Bueno, sí, algo tenía. Slivovitz y por si fuera poco, de su destilería favorita de Cracovia. Y cigarros puros de Kampuchea, de la marca que le gustaba; y arenques salados y galletas para acompañarlos.

El tribunal había sido construido sobre un pequeño canal a orillas del Río Maas, y podía olerse el agua. Como había conseguido que abrieran una ventana, podía oírse a los botes atravesar el arco que había bajo el edificio, y el ruido procedente del tráfico que circulaba a través del túnel por debajo del Maas a un cuarto de kilómetro de distancia. Abrí un poco más la ventana, por el humo del cigarro de Kwiatkowski, y vi las banderas y las bandas en las calles adyacentes.

—¿Por qué es el desfile de hoy? —le pregunté.

Me contestó con una evasiva.

—Porque a los ejércitos les gustan los desfiles —gruñó—. Venga, Robin, vamos al grano. Sé lo que te propones y es imposible.

—Lo que quiero —dije— es que la CEEE ayude a barrer a los terroristas junto con su nave, cosa que redunda en beneficio de todos. Me dices que es imposible. Bueno, te lo admito, pero, ¿por qué es imposible?

—Porque no entiendes nada de política: Te crees que los de la CEEE podemos irles a los paraguayos y decirles: «Escuchad, id y haced un trato con los brasileños; decidles que vais a ser más flexibles en lo tocante al asunto de la frontera si unen su información con la de los americanos, de manera que pueda atraparse la nave de los terroristas.»

—Sí, eso es exactamente lo que creo —le dije.

—Y en eso te equivocas. No te harían ningún caso.

—La CEEE —le dije con paciencia, pues mi sistema de actualización de datos, Albert, me había aleccionado en ese sentido— es el socio más importante de Paraguay en asuntos comerciales. Harán lo que digáis.

—En la mayoría de los casos, sí. En este caso, no. La clave de la situación es la República de Kampuchea. Tienen acuerdos privados con Paraguay. Con respecto a los cuales no puedo decirte nada excepto que han sido aprobados al más alto nivel. Más café —añadió, tendiéndome su taza—, y ahora, por favor, échale menos café.

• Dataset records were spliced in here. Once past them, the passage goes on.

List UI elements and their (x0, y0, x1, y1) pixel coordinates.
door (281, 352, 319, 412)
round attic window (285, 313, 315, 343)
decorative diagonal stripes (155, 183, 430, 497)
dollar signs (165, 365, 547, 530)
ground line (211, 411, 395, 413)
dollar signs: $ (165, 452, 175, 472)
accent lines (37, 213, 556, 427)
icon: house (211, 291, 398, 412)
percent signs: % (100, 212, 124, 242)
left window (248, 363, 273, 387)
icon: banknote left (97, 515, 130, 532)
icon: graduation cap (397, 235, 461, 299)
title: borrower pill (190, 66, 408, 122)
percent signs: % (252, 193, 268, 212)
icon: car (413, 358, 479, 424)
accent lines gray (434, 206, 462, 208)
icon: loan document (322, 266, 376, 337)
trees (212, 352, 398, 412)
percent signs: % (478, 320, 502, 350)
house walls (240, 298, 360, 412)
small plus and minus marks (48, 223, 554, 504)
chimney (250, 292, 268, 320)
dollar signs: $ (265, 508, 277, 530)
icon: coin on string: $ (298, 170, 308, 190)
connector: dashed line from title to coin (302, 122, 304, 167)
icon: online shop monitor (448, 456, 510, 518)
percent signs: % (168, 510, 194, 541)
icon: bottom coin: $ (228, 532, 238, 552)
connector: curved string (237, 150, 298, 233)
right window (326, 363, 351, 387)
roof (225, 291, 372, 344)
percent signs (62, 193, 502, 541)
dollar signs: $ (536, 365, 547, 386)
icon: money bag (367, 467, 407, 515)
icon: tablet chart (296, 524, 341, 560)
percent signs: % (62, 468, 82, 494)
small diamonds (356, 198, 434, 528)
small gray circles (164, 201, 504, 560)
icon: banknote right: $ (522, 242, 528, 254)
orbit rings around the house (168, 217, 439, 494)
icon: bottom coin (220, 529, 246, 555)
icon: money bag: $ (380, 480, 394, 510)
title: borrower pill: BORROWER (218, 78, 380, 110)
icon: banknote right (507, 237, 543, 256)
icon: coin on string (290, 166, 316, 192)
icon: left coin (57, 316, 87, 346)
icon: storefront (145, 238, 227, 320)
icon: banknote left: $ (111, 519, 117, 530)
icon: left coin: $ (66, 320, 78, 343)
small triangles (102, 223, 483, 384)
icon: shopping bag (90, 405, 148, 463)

No le pregunté a Kwiatkowski cuáles eran los «acuerdos privados», porque de haber querido decírmelo no les habría llamado privados. No me hizo falta. Eran de índole militar. Todos los «acuerdos privados» que estaban negociando unos gobiernos con otros eran militares, y si no me hubiera preocupado el asunto de los terroristas, lo que me habría preocupado habría sido la forma inconsciente en que los gobiernos del mundo, por lo general previsores, se estaban comportando. Pero cada cosa a su tiempo.

Así que, siguiendo el consejo de Albert, llevé a mi despacho privado de al lado a una abogado de Malasia, y después de ella a un misionero de Canadá, y luego a un general de las Fuerzas Aéreas de Albania y para todos tuve un cebo. Albert me advirtió qué resortes tocar y qué collares de cuentas ofrecer a los nativos. Un aumento de pases para colonos a éste, una contribución «caritativa» a aquél... A veces, todo lo que costaba era una sonrisa. Rotterdam era el lugar apropiado para hacerlo, porque desde que el tribunal se trasladó de La Haya —después de que ésta quedase colapsada del todo la última vez que a un gracioso le dio por jugar con un TTP— se podía encontrar a cualquiera que se necesitase en Rotterdam. Todo tipo de gente. De todos los colores, de todos los sexos, vestidos de todas las maneras, desde abogadas ecuatorianas en minifalda a monopolizadores de la energía térmica de las Islas Marshall en sarong y con collares de dientes de tiburón. Si estaba haciendo algún progreso o no, era difícil decirlo, pero a las doce y media, al anunciarme mis tripas que iban a dolerme si no les echaba algo de comer, di por finalizada la mañana. Me acordé con nostalgia de la tranquila suite de nuestro hotel y de los sabrosos almuerzos que en ella me tomaba descalzo, pero había prometido encontrarme con Essie en su lugar de trabajo. Por lo que le dije a Albert que preparara una valoración aproximada de lo que había conseguido hasta entonces y sugiriera qué debía hacerse a continuación, y me abrí paso hasta un taxi.